Alucinação III


Alucinação III


Há qualquer coisa de errado aqui. Elevada temperatura.

Não estás febril, ainda não estás febril. Louca.

Revolta-te! Bate o pé. Bate o livro. Bate a porta.

Porque é que não bates com a cabeça? Louca.

Está Sol. Vamos para a praia? Não, aula de História.

É isto que me põe louca. Doente. Dormente? Revoltada.

Lembram-se do cavaleiro? Foi para a reforma. Ficou o plástico.

Vamos construir um foguetão? Dar a volta à Terra.

Será que ainda é azul? Ou negra de cinza e vermelha do sangue.

Queimada... Vamos para a Lua!
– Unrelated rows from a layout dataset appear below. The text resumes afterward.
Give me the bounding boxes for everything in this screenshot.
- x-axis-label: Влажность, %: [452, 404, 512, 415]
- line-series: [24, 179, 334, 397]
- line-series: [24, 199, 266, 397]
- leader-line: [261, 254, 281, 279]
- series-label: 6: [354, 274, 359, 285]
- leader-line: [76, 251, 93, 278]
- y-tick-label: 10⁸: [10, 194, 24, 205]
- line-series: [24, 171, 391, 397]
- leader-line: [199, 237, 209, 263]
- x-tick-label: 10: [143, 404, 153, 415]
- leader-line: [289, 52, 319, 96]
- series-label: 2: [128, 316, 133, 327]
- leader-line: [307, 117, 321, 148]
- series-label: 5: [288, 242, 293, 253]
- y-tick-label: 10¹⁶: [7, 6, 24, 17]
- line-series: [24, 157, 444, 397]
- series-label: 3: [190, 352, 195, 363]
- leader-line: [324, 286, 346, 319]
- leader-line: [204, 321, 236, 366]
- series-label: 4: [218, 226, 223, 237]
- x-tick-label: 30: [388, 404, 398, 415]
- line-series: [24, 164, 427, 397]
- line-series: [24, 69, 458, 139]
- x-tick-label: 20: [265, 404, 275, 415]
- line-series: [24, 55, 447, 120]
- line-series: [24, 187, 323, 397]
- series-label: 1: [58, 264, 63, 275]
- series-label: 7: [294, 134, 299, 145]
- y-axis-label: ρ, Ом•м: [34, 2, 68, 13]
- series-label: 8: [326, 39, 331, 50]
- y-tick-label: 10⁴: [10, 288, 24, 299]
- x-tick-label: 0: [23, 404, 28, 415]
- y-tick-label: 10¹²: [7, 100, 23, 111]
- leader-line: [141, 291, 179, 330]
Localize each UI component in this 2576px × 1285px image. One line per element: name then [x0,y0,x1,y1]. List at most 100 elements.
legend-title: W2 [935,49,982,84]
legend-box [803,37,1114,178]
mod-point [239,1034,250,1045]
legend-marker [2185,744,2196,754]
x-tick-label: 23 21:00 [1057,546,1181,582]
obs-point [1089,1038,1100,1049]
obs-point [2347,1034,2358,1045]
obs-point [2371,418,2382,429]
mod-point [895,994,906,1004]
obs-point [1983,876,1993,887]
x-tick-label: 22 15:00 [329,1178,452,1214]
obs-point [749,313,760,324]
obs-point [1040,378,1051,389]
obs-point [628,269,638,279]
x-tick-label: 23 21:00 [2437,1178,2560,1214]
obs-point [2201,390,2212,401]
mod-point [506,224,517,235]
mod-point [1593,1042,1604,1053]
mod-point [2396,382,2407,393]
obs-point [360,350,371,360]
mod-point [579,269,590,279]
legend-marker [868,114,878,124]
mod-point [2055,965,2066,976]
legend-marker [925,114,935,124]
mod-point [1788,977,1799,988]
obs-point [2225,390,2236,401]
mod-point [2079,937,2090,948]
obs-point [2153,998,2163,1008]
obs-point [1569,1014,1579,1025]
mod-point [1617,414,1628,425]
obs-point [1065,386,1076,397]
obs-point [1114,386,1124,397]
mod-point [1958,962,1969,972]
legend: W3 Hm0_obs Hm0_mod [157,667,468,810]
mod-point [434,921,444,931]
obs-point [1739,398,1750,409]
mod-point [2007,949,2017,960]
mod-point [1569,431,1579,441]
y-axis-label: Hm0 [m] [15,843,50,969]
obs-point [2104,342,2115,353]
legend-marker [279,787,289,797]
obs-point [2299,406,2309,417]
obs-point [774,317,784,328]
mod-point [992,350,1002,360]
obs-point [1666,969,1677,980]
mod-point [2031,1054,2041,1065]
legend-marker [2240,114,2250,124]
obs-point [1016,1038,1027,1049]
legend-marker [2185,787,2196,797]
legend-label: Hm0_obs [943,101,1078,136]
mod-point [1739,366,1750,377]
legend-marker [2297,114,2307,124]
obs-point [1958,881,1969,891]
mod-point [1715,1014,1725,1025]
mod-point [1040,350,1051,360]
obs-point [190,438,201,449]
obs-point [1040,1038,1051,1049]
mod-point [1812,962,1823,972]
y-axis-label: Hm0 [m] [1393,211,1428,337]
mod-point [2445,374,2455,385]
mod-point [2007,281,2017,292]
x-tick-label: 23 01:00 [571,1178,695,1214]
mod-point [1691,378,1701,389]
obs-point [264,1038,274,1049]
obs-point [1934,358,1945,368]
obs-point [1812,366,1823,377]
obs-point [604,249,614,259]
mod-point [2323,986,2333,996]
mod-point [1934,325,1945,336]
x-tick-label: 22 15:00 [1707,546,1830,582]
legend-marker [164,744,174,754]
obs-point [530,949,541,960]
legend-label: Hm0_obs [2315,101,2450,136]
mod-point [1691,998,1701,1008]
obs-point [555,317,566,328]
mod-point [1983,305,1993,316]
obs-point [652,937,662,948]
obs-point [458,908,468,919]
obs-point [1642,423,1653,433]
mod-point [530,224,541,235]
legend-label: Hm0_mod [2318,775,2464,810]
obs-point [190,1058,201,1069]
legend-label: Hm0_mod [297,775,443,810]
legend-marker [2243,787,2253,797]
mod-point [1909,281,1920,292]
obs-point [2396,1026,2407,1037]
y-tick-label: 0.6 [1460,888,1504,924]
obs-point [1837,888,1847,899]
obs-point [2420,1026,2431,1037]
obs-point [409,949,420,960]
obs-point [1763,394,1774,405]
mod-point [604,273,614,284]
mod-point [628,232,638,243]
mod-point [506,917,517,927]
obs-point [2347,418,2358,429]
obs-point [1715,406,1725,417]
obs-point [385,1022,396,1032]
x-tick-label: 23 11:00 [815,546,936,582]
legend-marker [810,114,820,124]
Construir outra humanidade.

Com água e sal sobreviveremos. E açúcar. Quem precisa de oxigénio?

Levemos então apenas dinheiro. Paguemos por luz todo o ano.

O cavaleiro olhará da Terra e dirá “agora é sempre Lua Cheia!”

Poupem-me, poupem-me. Há séculos que tentamos destruir o mundo.

Venha daí quem tem coragem para carregar no botão!

Agora é tudo automatizado. Leprosos preguiçosos! Cobardes reles!

Comigo não fogem, não. Vou levar um boneco de papel. Dois!

Não estou a ouvir nada, pois não? Que se lixe! Perdão pela linguagem.

Somos realmente mal-educados. Sabes. Sei. Ignoramos. Rebeldia.

Estupidez! Vamos destruir também a língua por preguiça!

O único requisito é ela não nos ter feito mal algum... Confirmadíssimo!

E o cavaleiro que não me trouxe o termómetro. Afinal enganei-me,

Não se reformou, foi despedido! Inútil entre inúteis. Descartável.

Não somos todos assim? Para alguém... Metade do mundo. Mais!

Percebo, percebo. É o calor. A letargia. A visão desfocada, distante.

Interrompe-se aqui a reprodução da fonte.